John Ashbery was born in Rochester and spent major chunks of his youth outside Rochester, in Sodus and a lakeside cottage in Putneyville. That didn’t stop him from being proclaimed one of the most influential poets of the past half century and, at the same time, the most difficult, by far, of the major poets of the “New York School” who were, so often, distinguished by cosmopolitan wit and pitiless aestheticism. Kenneth Koch, Frank O’Hara and James Schuyler (who, once upon a time long ago, worked in Buffalo at Ulbrich’s) can all be read with delight intermixed with the requisite broad aesthetic grounding.
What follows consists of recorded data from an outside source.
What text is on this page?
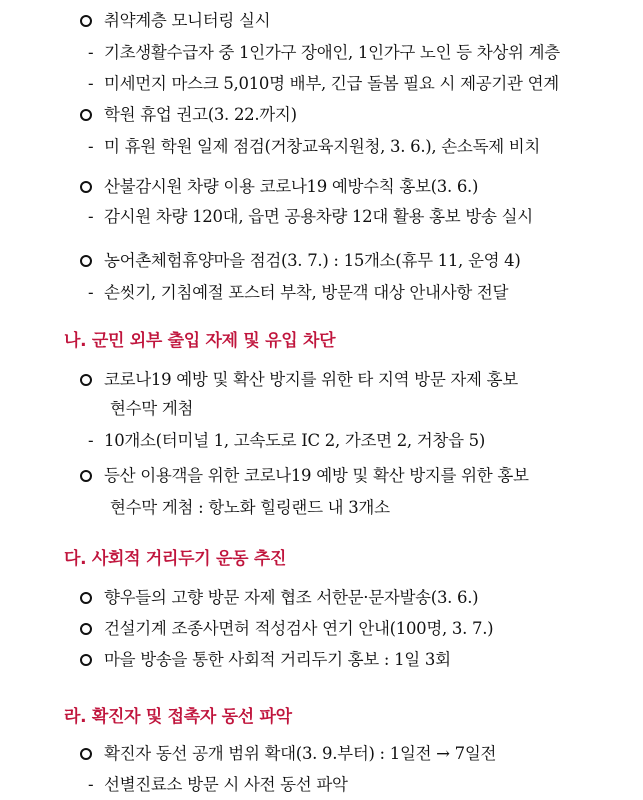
취약계층 모니터링 실시
- 기초생활수급자 중 1인가구 장애인, 1인가구 노인 등 차상위 계층
- 미세먼지 마스크 5,010명 배부, 긴급 돌봄 필요 시 제공기관 연계
학원 휴업 권고(3. 22.까지)
- 미 휴원 학원 일제 점검(거창교육지원청, 3. 6.), 손소독제 비치
산불감시원 차량 이용 코로나19 예방수칙 홍보(3. 6.)
- 감시원 차량 120대, 읍면 공용차량 12대 활용 홍보 방송 실시
농어촌체험휴양마을 점검(3. 7.) : 15개소(휴무 11, 운영 4)
- 손씻기, 기침예절 포스터 부착, 방문객 대상 안내사항 전달
나. 군민 외부 출입 자제 및 유입 차단
코로나19 예방 및 확산 방지를 위한 타 지역 방문 자제 홍보
현수막 게첨
- 10개소(터미널 1, 고속도로 IC 2, 가조면 2, 거창읍 5)
등산 이용객을 위한 코로나19 예방 및 확산 방지를 위한 홍보
현수막 게첨 : 항노화 힐링랜드 내 3개소
다. 사회적 거리두기 운동 추진
향우들의 고향 방문 자제 협조 서한문·문자발송(3. 6.)
건설기계 조종사면허 적성검사 연기 안내(100명, 3. 7.)
마을 방송을 통한 사회적 거리두기 홍보 : 1일 3회
라. 확진자 및 접촉자 동선 파악
확진자 동선 공개 범위 확대(3. 9.부터) : 1일전 → 7일전
- 선별진료소 방문 시 사전 동선 파악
Ashbery requires more puzzling out than that. But he was also--especially in the later years covered by this book--far more available to the “common reader” of literary mythology than many would have you believe. What’s required is to read him very slowly and carefully but with quick intellectual reflexes. Lord knows he came by aestheticism rightly. In youth, he intended to become a surrealist painter and after an educational life at Deefield Academy, Harvard and Columbia, he went to Paris, stayed for 10 years and, sprung from the art editorship of the International Edition of the Herald Tribune into editing his own journals. It’s no wonder that Donald Barthelme, who once edited his own journals in Houston, was among the non-poets most enthusiastic about Ashbery’s life work. Before Ashbery’s life ended recently so shortly after his 90th birthday, he was hugely influential, hugely admired and also lumped in with all that was often derided as cloistered and dense. (Billy Collins and Lawrence Ferlinghetti, he’s not.)
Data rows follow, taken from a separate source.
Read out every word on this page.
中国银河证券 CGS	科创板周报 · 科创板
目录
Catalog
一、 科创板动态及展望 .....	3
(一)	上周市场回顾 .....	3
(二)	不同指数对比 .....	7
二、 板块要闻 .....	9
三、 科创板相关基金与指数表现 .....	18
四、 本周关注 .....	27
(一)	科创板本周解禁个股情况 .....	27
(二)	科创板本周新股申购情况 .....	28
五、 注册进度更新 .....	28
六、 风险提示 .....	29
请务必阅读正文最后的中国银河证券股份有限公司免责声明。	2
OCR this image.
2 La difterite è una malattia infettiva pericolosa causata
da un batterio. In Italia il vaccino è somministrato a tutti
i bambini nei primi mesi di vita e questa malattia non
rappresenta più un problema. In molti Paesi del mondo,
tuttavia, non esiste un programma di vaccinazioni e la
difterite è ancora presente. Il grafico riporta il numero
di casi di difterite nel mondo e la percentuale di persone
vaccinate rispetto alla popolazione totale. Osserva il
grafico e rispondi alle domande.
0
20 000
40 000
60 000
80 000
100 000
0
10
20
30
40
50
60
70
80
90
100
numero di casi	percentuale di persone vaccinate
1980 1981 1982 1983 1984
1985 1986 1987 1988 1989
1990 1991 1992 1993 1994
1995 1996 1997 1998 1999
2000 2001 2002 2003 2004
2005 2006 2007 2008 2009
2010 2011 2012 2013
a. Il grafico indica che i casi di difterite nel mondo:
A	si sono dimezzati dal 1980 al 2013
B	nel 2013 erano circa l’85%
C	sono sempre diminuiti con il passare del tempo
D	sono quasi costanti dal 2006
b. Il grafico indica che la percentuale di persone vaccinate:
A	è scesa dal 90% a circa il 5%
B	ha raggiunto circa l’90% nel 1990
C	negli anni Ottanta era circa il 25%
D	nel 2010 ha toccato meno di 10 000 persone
And yet Adam Kirsch may be wittily definitive: “John Ashbery, like God, is most easily defined by negatives. His poems have no plot or argument, no sustained mood or definite theme. They do not have meaningful titles...It is important not to ignore the radicalism of his work, the avant-garde playfulness that takes its inspiration from Dada and Surrealism.” In this second volume of his Collected Poems from the Library of America it’s exhilarating all the way through.